Photo: Chicken Mackay/Pexels

When you’re fighting depression, it’s not just about what you should eat but also what you should avoid. You might be into leafy vegetables and many healthy foods but still binge-eat over-processed foods. This eating lifestyle might not get you the best result. Therefore, stay away from the following foods if you’re avoiding a date with depression:

  • Processed foods: These are often high in refined sugars, unhealthy fats, and artificial ingredients, which can lead to spikes and crashes in blood sugar levels and may contribute to mood swings and fatigue.
  • Sugary snacks and sweets: While they may provide a temporary mood boost, sugary snacks like candy, pastries, and soda can ultimately leave you feeling even more sluggish and irritable once the initial sugar rush wears off.
  • Fried and fast foods: Foods that are deep-fried or heavily processed tend to be high in unhealthy fats and low in nutrients. Consuming too much of these types of foods can harm both your physical and mental health.
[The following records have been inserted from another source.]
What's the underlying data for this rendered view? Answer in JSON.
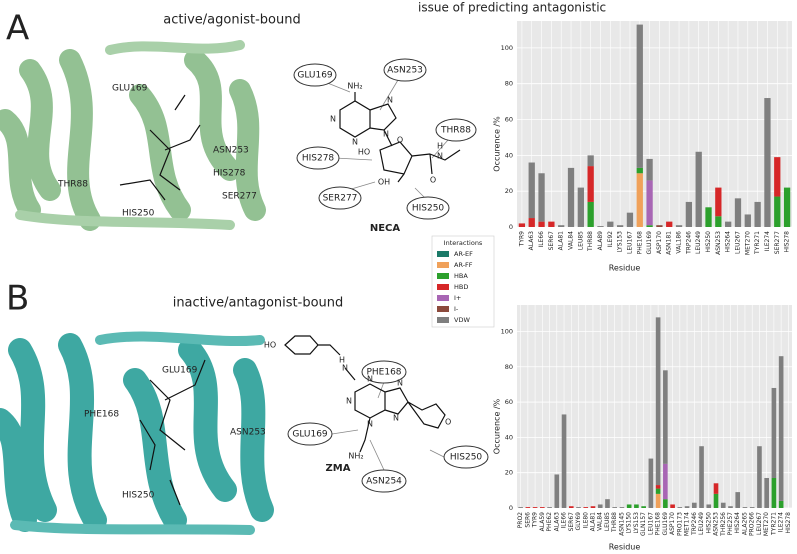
{
  "figure": {
    "panels": [
      {
        "label": "A",
        "caption": "active/agonist-bound",
        "note": "issue of predicting antagonistic",
        "protein_labels": [
          "GLU169",
          "ASN253",
          "HIS278",
          "THR88",
          "SER277",
          "HIS250"
        ],
        "ligand": {
          "name": "NECA",
          "residues": [
            "GLU169",
            "ASN253",
            "THR88",
            "HIS278",
            "SER277",
            "HIS250"
          ],
          "atoms": [
            "NH₂",
            "N",
            "N",
            "N",
            "N",
            "HO",
            "OH",
            "O",
            "O",
            "H",
            "N"
          ]
        }
      },
      {
        "label": "B",
        "caption": "inactive/antagonist-bound",
        "protein_labels": [
          "GLU169",
          "PHE168",
          "ASN253",
          "HIS250"
        ],
        "ligand": {
          "name": "ZMA",
          "residues": [
            "PHE168",
            "GLU169",
            "ASN254",
            "HIS250"
          ],
          "atoms": [
            "HO",
            "H",
            "N",
            "N",
            "N",
            "N",
            "N",
            "N",
            "NH₂",
            "O"
          ]
        }
      }
    ]
  },
  "chart_data": [
    {
      "type": "stacked_bar",
      "ylabel": "Occurence /%",
      "xlabel": "Residue",
      "legend_title": "Interactions",
      "grid": true,
      "ylim": [
        0,
        115
      ],
      "yticks": [
        0,
        20,
        40,
        60,
        80,
        100
      ],
      "categories": [
        "TYR9",
        "ALA63",
        "ILE66",
        "SER67",
        "ALA81",
        "VAL84",
        "LEU85",
        "THR88",
        "ALA89",
        "ILE92",
        "LYS153",
        "LEU167",
        "PHE168",
        "GLU169",
        "ASP170",
        "ASN181",
        "VAL186",
        "TRP246",
        "LEU249",
        "HIS250",
        "ASN253",
        "HIS264",
        "LEU267",
        "MET270",
        "TYR271",
        "ILE274",
        "SER277",
        "HIS278"
      ],
      "series": [
        {
          "name": "AR-EF",
          "color": "#1b7a68",
          "values": [
            0,
            0,
            0,
            0,
            0,
            0,
            0,
            0,
            0,
            0,
            0,
            0,
            0,
            0,
            0,
            0,
            0,
            0,
            0,
            0,
            0,
            0,
            0,
            0,
            0,
            0,
            0,
            0
          ]
        },
        {
          "name": "AR-FF",
          "color": "#f0a15a",
          "values": [
            0,
            0,
            0,
            0,
            0,
            0,
            0,
            0,
            0,
            0,
            0,
            0,
            30,
            0,
            0,
            0,
            0,
            0,
            0,
            0,
            0,
            0,
            0,
            0,
            0,
            0,
            0,
            0
          ]
        },
        {
          "name": "HBA",
          "color": "#2ca02c",
          "values": [
            0,
            0,
            0,
            0,
            0,
            0,
            0,
            14,
            0,
            0,
            0,
            0,
            3,
            1,
            0,
            0,
            0,
            0,
            0,
            11,
            6,
            0,
            0,
            0,
            0,
            0,
            17,
            22
          ]
        },
        {
          "name": "HBD",
          "color": "#d62728",
          "values": [
            2,
            5,
            3,
            3,
            0,
            0,
            0,
            20,
            0,
            0,
            0,
            0,
            0,
            0,
            0,
            3,
            0,
            0,
            0,
            0,
            16,
            0,
            0,
            0,
            0,
            0,
            22,
            0
          ]
        },
        {
          "name": "I+",
          "color": "#a866b4",
          "values": [
            0,
            0,
            0,
            0,
            0,
            0,
            0,
            0,
            0,
            0,
            0,
            0,
            0,
            25,
            0,
            0,
            0,
            0,
            0,
            0,
            0,
            0,
            0,
            0,
            0,
            0,
            0,
            0
          ]
        },
        {
          "name": "I-",
          "color": "#8c4a3c",
          "values": [
            0,
            0,
            0,
            0,
            0,
            0,
            0,
            0,
            0,
            0,
            0,
            0,
            0,
            0,
            1,
            0,
            0,
            0,
            0,
            0,
            0,
            0,
            0,
            0,
            0,
            0,
            0,
            0
          ]
        },
        {
          "name": "VDW",
          "color": "#7f7f7f",
          "values": [
            0,
            31,
            27,
            0,
            1,
            33,
            22,
            6,
            0.5,
            3,
            1,
            8,
            80,
            12,
            0,
            0,
            1,
            14,
            42,
            0,
            0,
            3,
            16,
            7,
            14,
            72,
            0,
            0
          ]
        }
      ]
    },
    {
      "type": "stacked_bar",
      "ylabel": "Occurence /%",
      "xlabel": "Residue",
      "grid": true,
      "ylim": [
        0,
        115
      ],
      "yticks": [
        0,
        20,
        40,
        60,
        80,
        100
      ],
      "categories": [
        "PRO2",
        "SER6",
        "TYR9",
        "ALA59",
        "PHE62",
        "ALA63",
        "ILE66",
        "SER67",
        "GLY69",
        "ILE80",
        "ALA81",
        "VAL84",
        "LEU85",
        "THR88",
        "ASN145",
        "LYS150",
        "LYS153",
        "GLN157",
        "LEU167",
        "PHE168",
        "GLU169",
        "ASP170",
        "PRO173",
        "MET174",
        "TRP246",
        "LEU249",
        "HIS250",
        "ASN253",
        "THR256",
        "PHE257",
        "HIS264",
        "ALA265",
        "PRO266",
        "LEU267",
        "MET270",
        "TYR271",
        "ILE274",
        "HIS278"
      ],
      "series": [
        {
          "name": "AR-EF",
          "color": "#1b7a68",
          "values": [
            0,
            0,
            0,
            0,
            0,
            0,
            0,
            0,
            0,
            0,
            0,
            0,
            0,
            0,
            0,
            0,
            0,
            0,
            0,
            0,
            0,
            0,
            0,
            0,
            0,
            0,
            0,
            0,
            0,
            0,
            0,
            0,
            0,
            0,
            0,
            0,
            0,
            0
          ]
        },
        {
          "name": "AR-FF",
          "color": "#f0a15a",
          "values": [
            0,
            0,
            0,
            0,
            0,
            0,
            0,
            0,
            0,
            0,
            0,
            0,
            0,
            0,
            0,
            0,
            0,
            0,
            0,
            8,
            0,
            0,
            0,
            0,
            0,
            0,
            0,
            0,
            0,
            0,
            0,
            0,
            0,
            0,
            0,
            0,
            0,
            0
          ]
        },
        {
          "name": "HBA",
          "color": "#2ca02c",
          "values": [
            0,
            0,
            0,
            0,
            0,
            0,
            0,
            0,
            0,
            0,
            0,
            0,
            0,
            0,
            0,
            2,
            2,
            1,
            0,
            3,
            5,
            0,
            0,
            0,
            0,
            0,
            0,
            8,
            0,
            0,
            0,
            0,
            0,
            0,
            0,
            17,
            4,
            0
          ]
        },
        {
          "name": "HBD",
          "color": "#d62728",
          "values": [
            0,
            0.5,
            0.5,
            0.5,
            0,
            0,
            0,
            1,
            0,
            0.5,
            1,
            0,
            0,
            0,
            0,
            0,
            0,
            0,
            0,
            2,
            0,
            2,
            0,
            0,
            0,
            0,
            0,
            6,
            0,
            0,
            0,
            0,
            0,
            0,
            0,
            0,
            0,
            0
          ]
        },
        {
          "name": "I+",
          "color": "#a866b4",
          "values": [
            0,
            0,
            0,
            0,
            0,
            0,
            0,
            0,
            0,
            0,
            0,
            0,
            0,
            0,
            0,
            0,
            0,
            0,
            0,
            0,
            20,
            0,
            0,
            0,
            0,
            0,
            0,
            0,
            0,
            0,
            0,
            0,
            0,
            0,
            0,
            0,
            0,
            0
          ]
        },
        {
          "name": "I-",
          "color": "#8c4a3c",
          "values": [
            0,
            0,
            0,
            0,
            0,
            0,
            0,
            0,
            0,
            0,
            0,
            0,
            0,
            0,
            0,
            0,
            0,
            0,
            0,
            0,
            0,
            0,
            0,
            0,
            0,
            0,
            0,
            0,
            0,
            0,
            0,
            0,
            0,
            0,
            0,
            0,
            0,
            0
          ]
        },
        {
          "name": "VDW",
          "color": "#7f7f7f",
          "values": [
            0.5,
            0,
            0,
            0,
            0.5,
            19,
            53,
            0,
            0.5,
            0,
            0,
            2,
            5,
            0.5,
            0.5,
            0,
            0,
            0,
            28,
            95,
            53,
            0,
            0.5,
            1,
            3,
            35,
            2,
            0,
            3,
            1,
            9,
            0.5,
            0.5,
            35,
            17,
            51,
            82,
            0
          ]
        }
      ]
    }
  ]
}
  • Alcohol: While a glass of wine or a beer may help you relax in the short term, excessive alcohol consumption can disrupt your sleep patterns, worsen feelings of anxiety and depression, and interfere with the effectiveness of certain medications used to treat depression.
  • Caffeine: While moderate consumption of caffeine can have some benefits, too much caffeine can interfere with sleep and exacerbate feelings of jitteriness and anxiety. If you find that caffeine makes you feel more on edge or worsens your depression symptoms, consider cutting back or avoiding it altogether.
  • High-sodium foods: Foods that are high in sodium, such as processed meats, canned soups, and salty snacks, can contribute to bloating and water retention, which may leave you feeling physically uncomfortable and emotionally drained.
  • Artificial sweeteners: While they may seem like a healthier alternative to sugar, artificial sweeteners like aspartame and sucralose have been linked to negative effects on mood and may exacerbate symptoms of depression in some individuals.
  • Trigger foods: Pay attention to how certain foods make you feel emotionally and physically. If you notice that certain foods tend to worsen your mood or energy levels, it may be best to limit or avoid them, at least temporarily.